Les chiffres paraissent rassurants de prime abord : « en 20 ans, le taux de mortalité lié à la consommation chronique d'alcool a chuté d'environ 40% ». Pourtant les chiffres de ces dernières années sont moins affirmatifs, et c’est sans compter, l’augmentation des ventes d’alcool en France qui restent parmi les plus élevées d'Europe. Selon le lieu d’habitation et la profession, des disparités apparaissent concernant la mortalité liée à la consommation d'alcool. Par exemple, le taux de mortalité lié à la consommation excessive d'alcool est près de 5 fois supérieur chez les femmes dans le Nord-Pas-de-Calais par rapport à la région Midi-Pyrénées. Par ailleurs, les résultats que l’on trouve sur alcoweb.com sont formels. Nos capacités à résister à l’alcool sont moindres face à celles des hommes. « A âge et poids égaux et pour une même quantité d'alcool, l'alcoolémie de la femme est supérieure à celle de l'homme. » L'explication de ce phénomène provient de l'enzyme impliquée dans le métabolisme de l'alcool dont les femmes sont particulièrement sensibles. « Par ailleurs, la quantité d'eau dans le corps de la femme étant plus faible, la concentration de l'alcool dans les tissus et dans le sang s'effectue plus rapidement que chez l'homme. » Par dessus cela, s’ajoutent des dérèglements liés aux menstruations. En effet, les hormones ovariennes étant plus actives durant nos règles, ces fluctuations viennent affecter la consistance de l'alcool, nous rendent plus sujettes aux risques de cancer du sein, sans parler de la prise de la pilule et de la ménopause. Ces derniers facteurs augmentent notre vulnérabilité. Les maladies courantes liées à l’alcool telles que la cirrhose du foie, se développent aussi plus rapidement que chez l’homme. Alors qu’on s’en tienne dit, notre corps est plus fragile que celui du sexe opposé. Attention donc à mieux le respecter et à ne pas boire comme des trous. Surtout dans les situations délicates… La première cause de l'alcoolisme féminin : la dépression !

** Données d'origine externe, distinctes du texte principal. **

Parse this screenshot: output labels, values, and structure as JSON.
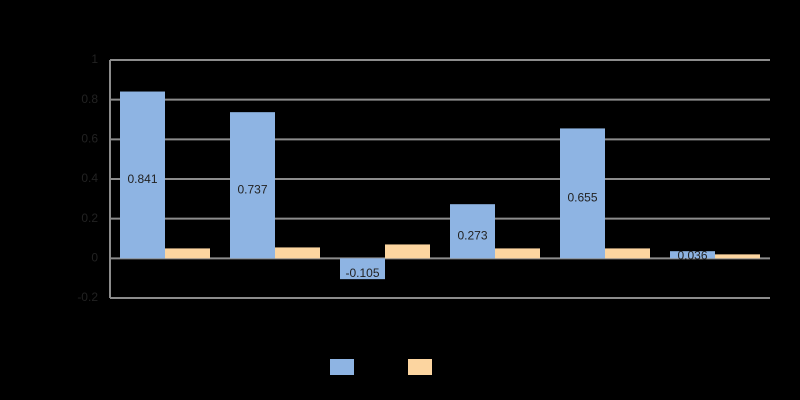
{
  "chart_data": {
    "type": "bar",
    "categories": [
      null,
      null,
      null,
      null,
      null,
      null
    ],
    "series": [
      {
        "color": "#8eb4e3",
        "values": [
          0.841,
          0.737,
          -0.105,
          0.273,
          0.655,
          0.036
        ]
      },
      {
        "color": "#fcd5a0",
        "values": [
          0.05,
          0.055,
          0.07,
          0.05,
          0.05,
          0.02
        ]
      }
    ],
    "ylim": [
      -0.2,
      1
    ],
    "yticks": [
      -0.2,
      0,
      0.2,
      0.4,
      0.6,
      0.8,
      1
    ],
    "grid": true,
    "data_labels_series": 0
  }
}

Votre vie a subi des changements, votre conjoint est parti, rien ne va plus au travail, vous vous sentez seule, vous avez besoin d’oublier des moments pénibles et vous vous retournez vers l’ami Ivresse. Un soir, puis un autre, et encore un. S’enclenche alors une lutte effrénée contre ces milliers de petits démons installés en vous. Votre corps se montre lâche. Et votre cerveau ne peut plus rien contrôler. Vous devenez petit à petit une femme alcoolique.

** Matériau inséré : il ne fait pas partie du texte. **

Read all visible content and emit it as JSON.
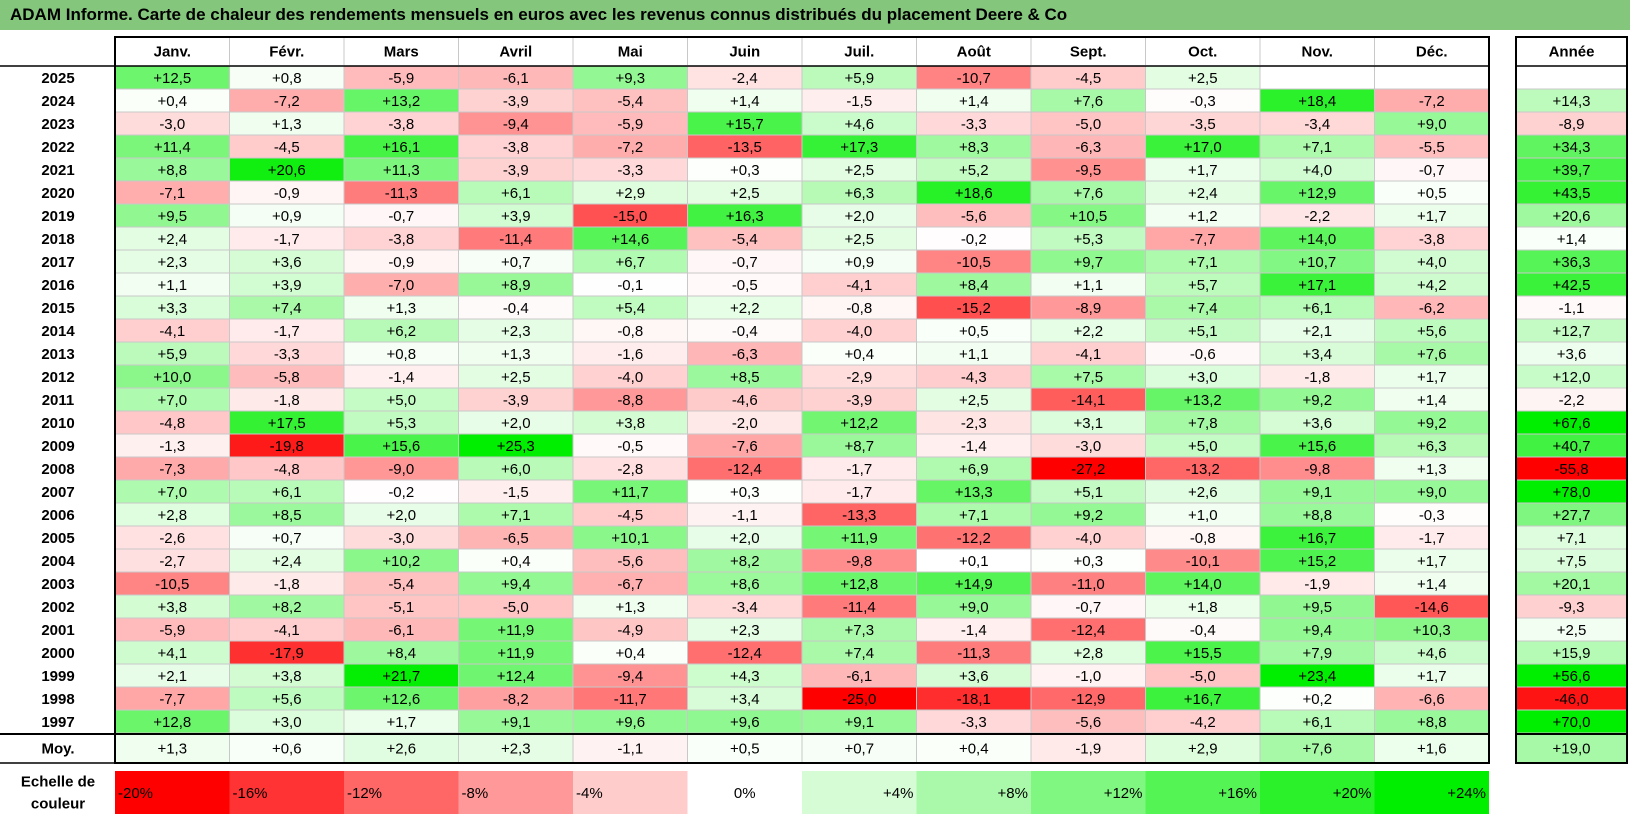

Derrière l’envie de boire, se cache souvent une maladie notoire : la dépression. Vous êtes fatiguée, nerveuse, vous avez de vraies difficultés à vous concentrer, votre vie semble décolorée et sans intérêts… Tous ces signes indiquent un début de dépression. Pourtant vous vous refusez à y songer car même si la dépression a été reconnue comme étant la maladie du siècle, cela reste encore une tare. Aujourd’hui, de nombreux traitements existent pour se libérer de ces maux, qu’ils soient médicamenteux ou thérapeutiques. Et pourtant le refuge de l’alcool semble être le meilleur exutoire. « Près de 50 % des femmes alcooliques ont fait au moins une tentative de suicide. Certaines femmes semblent plus vulnérables, notamment celles appartenant à la tranche 35-49 ans, les célibataires et les divorcées. » Dans cette société des interactions, aux moyens de communication hyper développés, accepter la solitude n’est plus concevable. Chats de rencontre, téléphones portables, soirées entre célibataires,… Tout est fait pour que nous soyons constamment en relation et bien encré dans un réseau. Alors boire est devenu la solution de secours pour oublier. Etre là, face à soi, seule, c’est trop difficile. Le goulot ! Etre alcoolique et mère de famille malgré tout !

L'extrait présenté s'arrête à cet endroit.